From March 9 to 11, 1820, between ten to fifteen thousand Filipinos went on a murderous rampage throughout Manila, killing around 125 foreigners before the mob dissipated. This was not one of those incipient native revolts against the Spanish colonizers. In fact, it was the Spaniards themselves who had incited the Filipinos to riot.
Those facts I gathered from this book I recently bought for bathroom reading, The Pessimist's Guide to History. Don't go buy it -- it is an atrociously written book, featuring such vapidities as "[a]nother attempt by Mother Nature to wipe out the population of China".
Still, the Manila Massacre surprised me as I had never heard of it before. Agoncillo does not record such an event, and the intimidating online archives of The London Times (from 1785!). Googling soon led me to this post by wesley at the past is the key to the future, and a July 2005 article by Ambeth Ocampo over at PDI. It appears that the massacre occurred during a cholera epidemic, and at a time when French scientists were collecting water samples from the Pasig River. The rumor spread that the French were actually poisoning the water supply and even when the French started ministering to the sick, the word came out (probably from the Spaniards) that they were actually trying to wipe out all the Tagalogs. This of course led up to your kill-the-beast moment, replete with "pikes, knives and bludgeons".

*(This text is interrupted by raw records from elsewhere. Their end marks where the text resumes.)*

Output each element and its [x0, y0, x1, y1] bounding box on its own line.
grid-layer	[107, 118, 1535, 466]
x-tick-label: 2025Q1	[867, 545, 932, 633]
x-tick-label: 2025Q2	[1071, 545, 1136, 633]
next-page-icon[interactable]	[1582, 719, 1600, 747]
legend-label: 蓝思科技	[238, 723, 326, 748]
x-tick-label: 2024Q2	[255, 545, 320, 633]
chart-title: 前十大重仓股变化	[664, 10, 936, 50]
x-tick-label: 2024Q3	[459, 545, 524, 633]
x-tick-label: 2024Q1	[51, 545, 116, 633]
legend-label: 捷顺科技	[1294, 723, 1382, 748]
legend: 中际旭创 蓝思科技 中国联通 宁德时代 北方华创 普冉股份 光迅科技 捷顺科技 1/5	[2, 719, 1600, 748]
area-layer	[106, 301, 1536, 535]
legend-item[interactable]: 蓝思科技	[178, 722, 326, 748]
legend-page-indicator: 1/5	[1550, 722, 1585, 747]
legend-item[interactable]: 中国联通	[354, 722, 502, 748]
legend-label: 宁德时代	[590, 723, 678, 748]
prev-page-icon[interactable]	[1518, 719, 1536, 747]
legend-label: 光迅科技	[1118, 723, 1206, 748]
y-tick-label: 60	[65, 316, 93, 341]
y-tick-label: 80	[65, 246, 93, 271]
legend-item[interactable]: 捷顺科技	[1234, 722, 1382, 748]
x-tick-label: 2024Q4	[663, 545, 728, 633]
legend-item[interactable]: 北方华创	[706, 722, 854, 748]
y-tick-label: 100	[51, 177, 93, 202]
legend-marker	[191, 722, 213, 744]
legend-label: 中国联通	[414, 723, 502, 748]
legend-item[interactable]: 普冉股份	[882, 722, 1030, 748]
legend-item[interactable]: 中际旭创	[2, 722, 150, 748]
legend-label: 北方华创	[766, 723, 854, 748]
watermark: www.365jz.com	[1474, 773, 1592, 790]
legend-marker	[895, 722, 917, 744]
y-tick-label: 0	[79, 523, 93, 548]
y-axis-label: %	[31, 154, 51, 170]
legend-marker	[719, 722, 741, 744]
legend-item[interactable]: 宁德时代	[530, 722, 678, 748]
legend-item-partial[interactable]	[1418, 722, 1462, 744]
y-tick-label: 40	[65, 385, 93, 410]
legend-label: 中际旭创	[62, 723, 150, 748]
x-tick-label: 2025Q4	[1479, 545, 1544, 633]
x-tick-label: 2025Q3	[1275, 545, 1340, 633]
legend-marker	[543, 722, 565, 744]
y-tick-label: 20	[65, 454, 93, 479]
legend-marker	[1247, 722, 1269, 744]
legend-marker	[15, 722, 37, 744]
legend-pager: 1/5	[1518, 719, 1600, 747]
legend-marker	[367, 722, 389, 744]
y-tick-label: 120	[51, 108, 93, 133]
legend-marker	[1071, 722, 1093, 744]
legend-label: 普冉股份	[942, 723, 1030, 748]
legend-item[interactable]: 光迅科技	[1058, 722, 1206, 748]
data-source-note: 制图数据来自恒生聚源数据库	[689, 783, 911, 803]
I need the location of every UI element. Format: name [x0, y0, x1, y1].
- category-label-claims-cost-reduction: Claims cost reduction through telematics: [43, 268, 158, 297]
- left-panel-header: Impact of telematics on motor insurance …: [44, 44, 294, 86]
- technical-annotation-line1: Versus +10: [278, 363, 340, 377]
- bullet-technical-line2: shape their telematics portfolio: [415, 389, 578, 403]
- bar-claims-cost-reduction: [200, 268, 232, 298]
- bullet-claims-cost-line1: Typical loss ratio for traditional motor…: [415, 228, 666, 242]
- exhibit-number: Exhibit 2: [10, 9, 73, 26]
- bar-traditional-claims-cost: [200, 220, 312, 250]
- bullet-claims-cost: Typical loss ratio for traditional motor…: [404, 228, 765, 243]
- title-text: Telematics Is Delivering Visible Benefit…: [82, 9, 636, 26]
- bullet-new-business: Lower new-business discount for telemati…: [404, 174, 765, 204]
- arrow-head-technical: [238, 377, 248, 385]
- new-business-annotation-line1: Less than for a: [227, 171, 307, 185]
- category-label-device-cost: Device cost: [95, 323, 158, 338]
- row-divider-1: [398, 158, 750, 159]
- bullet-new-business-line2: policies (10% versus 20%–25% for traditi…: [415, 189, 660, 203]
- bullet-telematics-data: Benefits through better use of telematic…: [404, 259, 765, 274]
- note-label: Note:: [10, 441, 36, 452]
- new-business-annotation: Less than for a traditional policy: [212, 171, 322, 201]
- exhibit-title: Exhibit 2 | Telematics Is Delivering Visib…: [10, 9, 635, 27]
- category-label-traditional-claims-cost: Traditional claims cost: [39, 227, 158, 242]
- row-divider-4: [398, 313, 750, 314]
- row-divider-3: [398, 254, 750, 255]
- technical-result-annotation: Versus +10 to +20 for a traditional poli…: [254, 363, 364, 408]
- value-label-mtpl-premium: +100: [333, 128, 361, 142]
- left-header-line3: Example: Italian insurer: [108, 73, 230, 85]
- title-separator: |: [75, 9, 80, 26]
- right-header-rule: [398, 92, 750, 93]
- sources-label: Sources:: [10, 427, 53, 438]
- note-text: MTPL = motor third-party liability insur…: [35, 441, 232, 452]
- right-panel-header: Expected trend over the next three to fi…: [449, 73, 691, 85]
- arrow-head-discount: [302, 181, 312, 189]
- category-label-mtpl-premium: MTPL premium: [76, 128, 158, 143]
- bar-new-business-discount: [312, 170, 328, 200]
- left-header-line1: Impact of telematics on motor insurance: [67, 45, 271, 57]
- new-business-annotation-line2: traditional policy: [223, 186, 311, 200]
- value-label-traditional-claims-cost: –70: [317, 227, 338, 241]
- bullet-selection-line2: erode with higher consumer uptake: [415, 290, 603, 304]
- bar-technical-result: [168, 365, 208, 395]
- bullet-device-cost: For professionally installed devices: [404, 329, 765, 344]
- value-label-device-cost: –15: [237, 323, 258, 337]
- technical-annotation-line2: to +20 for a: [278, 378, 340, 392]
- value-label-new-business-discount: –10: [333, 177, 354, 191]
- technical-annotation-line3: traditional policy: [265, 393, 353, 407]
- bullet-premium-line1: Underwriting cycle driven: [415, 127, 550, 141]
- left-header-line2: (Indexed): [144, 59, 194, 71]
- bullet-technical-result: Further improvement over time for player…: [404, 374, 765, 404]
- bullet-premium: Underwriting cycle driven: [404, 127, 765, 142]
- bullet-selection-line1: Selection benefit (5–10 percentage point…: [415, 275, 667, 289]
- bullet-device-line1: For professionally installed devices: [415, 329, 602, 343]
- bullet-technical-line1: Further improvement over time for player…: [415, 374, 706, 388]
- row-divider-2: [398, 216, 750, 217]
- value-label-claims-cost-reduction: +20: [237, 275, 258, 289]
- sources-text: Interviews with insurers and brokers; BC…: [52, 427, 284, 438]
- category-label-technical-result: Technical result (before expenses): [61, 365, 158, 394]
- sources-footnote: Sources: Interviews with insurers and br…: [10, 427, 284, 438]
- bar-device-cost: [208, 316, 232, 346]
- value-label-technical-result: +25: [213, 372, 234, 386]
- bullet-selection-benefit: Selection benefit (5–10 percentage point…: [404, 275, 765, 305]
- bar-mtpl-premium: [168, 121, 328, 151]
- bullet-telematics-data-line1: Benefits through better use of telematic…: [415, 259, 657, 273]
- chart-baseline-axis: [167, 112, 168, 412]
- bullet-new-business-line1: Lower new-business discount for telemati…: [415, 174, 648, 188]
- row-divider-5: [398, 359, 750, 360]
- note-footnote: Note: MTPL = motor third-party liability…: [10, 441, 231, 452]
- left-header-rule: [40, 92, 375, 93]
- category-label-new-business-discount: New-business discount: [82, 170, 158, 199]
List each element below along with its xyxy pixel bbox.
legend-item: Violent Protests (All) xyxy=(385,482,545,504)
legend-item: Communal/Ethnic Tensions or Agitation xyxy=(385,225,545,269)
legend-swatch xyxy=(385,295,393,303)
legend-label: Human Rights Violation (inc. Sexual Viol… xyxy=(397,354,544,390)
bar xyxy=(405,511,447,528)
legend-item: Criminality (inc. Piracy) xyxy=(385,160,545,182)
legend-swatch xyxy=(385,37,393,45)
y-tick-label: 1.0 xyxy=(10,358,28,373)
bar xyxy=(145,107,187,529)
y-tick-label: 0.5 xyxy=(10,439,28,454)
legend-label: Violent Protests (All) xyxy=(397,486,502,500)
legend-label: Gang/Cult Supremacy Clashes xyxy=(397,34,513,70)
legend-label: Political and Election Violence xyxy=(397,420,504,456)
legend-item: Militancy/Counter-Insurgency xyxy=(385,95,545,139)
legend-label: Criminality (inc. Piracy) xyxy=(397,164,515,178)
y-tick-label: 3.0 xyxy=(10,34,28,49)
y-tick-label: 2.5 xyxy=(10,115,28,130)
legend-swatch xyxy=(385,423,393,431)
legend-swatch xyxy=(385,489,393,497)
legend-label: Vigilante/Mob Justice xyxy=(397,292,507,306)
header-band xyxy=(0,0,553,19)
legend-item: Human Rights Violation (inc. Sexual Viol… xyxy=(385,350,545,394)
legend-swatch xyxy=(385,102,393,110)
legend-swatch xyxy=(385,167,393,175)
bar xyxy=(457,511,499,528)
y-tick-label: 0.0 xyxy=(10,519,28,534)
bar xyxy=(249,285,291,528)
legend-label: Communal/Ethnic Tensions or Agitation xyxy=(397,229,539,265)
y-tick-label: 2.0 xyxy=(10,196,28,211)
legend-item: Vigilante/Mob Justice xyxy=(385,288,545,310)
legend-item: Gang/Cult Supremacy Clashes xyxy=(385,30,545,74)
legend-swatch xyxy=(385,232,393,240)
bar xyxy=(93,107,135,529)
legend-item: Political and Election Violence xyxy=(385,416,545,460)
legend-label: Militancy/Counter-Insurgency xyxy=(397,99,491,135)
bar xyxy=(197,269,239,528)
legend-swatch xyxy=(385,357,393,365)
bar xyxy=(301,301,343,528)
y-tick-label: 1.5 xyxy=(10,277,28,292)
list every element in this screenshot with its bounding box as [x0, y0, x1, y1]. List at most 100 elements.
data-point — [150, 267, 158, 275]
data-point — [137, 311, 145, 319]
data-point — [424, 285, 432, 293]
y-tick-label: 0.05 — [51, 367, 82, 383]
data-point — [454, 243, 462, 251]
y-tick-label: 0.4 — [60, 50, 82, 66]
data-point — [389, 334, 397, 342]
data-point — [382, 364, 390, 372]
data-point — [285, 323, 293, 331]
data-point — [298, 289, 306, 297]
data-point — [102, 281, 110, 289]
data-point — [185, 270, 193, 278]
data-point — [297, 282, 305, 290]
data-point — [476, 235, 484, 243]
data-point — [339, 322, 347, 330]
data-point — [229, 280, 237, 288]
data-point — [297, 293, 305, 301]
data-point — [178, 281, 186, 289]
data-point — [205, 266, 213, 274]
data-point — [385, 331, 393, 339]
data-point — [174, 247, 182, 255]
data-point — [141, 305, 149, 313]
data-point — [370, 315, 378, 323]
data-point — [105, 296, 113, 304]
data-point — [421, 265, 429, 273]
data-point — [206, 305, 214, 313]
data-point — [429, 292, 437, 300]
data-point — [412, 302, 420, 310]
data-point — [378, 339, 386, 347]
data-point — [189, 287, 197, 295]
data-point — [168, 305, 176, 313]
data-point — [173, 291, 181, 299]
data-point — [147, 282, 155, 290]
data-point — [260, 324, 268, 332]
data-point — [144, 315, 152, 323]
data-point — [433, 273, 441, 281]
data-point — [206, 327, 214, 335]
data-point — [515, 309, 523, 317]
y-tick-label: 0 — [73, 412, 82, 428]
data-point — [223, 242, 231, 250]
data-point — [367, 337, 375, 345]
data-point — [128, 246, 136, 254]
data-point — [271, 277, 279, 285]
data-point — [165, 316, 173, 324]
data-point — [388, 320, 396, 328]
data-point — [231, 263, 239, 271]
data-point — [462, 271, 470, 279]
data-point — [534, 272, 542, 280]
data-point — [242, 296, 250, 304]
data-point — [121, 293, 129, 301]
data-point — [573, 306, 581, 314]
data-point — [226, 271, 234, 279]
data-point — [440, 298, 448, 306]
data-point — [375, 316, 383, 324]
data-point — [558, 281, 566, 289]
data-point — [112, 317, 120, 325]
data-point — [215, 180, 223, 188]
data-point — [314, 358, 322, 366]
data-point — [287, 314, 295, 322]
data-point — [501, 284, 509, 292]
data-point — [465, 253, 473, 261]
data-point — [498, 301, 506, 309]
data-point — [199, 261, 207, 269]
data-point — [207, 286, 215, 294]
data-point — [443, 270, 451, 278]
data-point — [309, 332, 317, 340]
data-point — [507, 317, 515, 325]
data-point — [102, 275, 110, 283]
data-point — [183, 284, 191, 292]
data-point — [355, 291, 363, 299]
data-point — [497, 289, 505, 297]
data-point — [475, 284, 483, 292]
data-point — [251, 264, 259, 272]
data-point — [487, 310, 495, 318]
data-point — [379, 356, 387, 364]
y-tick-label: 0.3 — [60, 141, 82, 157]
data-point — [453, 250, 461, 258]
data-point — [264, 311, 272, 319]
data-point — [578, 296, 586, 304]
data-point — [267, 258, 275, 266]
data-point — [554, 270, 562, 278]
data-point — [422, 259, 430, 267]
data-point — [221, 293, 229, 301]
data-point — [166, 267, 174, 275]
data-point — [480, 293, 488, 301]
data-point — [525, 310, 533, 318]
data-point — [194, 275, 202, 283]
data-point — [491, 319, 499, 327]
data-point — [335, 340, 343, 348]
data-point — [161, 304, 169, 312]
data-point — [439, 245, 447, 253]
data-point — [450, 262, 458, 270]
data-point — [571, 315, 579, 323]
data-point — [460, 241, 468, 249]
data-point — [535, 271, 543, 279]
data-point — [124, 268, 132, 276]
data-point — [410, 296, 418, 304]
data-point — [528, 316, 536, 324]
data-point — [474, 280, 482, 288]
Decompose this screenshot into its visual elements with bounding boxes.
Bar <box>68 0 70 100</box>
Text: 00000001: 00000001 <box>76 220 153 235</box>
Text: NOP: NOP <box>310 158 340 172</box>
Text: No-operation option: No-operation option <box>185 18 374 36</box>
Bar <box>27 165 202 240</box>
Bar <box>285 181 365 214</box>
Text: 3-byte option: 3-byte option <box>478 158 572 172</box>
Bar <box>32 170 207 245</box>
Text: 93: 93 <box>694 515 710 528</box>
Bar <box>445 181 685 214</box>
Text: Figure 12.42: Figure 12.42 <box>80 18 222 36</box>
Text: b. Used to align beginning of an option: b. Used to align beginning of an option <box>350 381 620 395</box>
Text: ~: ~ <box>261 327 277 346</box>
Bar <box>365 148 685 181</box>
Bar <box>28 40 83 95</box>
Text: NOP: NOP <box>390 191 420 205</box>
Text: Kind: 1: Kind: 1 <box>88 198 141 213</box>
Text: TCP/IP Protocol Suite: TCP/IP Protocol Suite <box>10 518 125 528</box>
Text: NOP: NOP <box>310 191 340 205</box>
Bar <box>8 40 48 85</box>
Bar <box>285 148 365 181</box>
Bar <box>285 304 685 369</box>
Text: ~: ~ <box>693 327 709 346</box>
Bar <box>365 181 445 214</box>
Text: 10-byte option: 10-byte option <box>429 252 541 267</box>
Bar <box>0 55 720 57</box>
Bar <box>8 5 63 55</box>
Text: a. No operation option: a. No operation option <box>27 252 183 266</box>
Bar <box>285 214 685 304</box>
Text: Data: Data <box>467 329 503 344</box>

Mr. Ocampo speculates that the massacre might have been a ploy to keep foreign businesses out of the Philippines, or it may have been designed to target specific people. Whatever the reason, what ensued was the systematic hacking to death of foreigners -- Caucasians and Chinese, though no Spaniards were apparently killed. There are some discrepancies between the PDI story and that from Pessimist's Guide. Mr. Ocampo gives the death toll at 39, the number of participants at 3,000, and the date of the massacre as October 9, 1820, which vastly differs from the figures cited above from Pessimist's Guide. Go with Ambeth on this one.
I have a passing interest in urban epidemics. Manila was only one of many many major cities of the world periodically plagued with epidemics that would wipe out hundreds of thousands every few decades. Authorities were at a loss as to the causes and preventive measures of these outbreaks. Many wrongly assumed that "bad air" caused the disease, leading to remedies that often aggravated the problem (i.e., dumping raw sewage into the River Thames) The epidemics mostly stopped when it was figured out that germs, usually water-borne, caused cholera and other diseases and cities scrambled to improve their sanitation and sewage treatment facilities. Because of that, I often worry about the possibility of outbreaks even in this day over at urban poor communities, where sanitation facilities are not often reliable.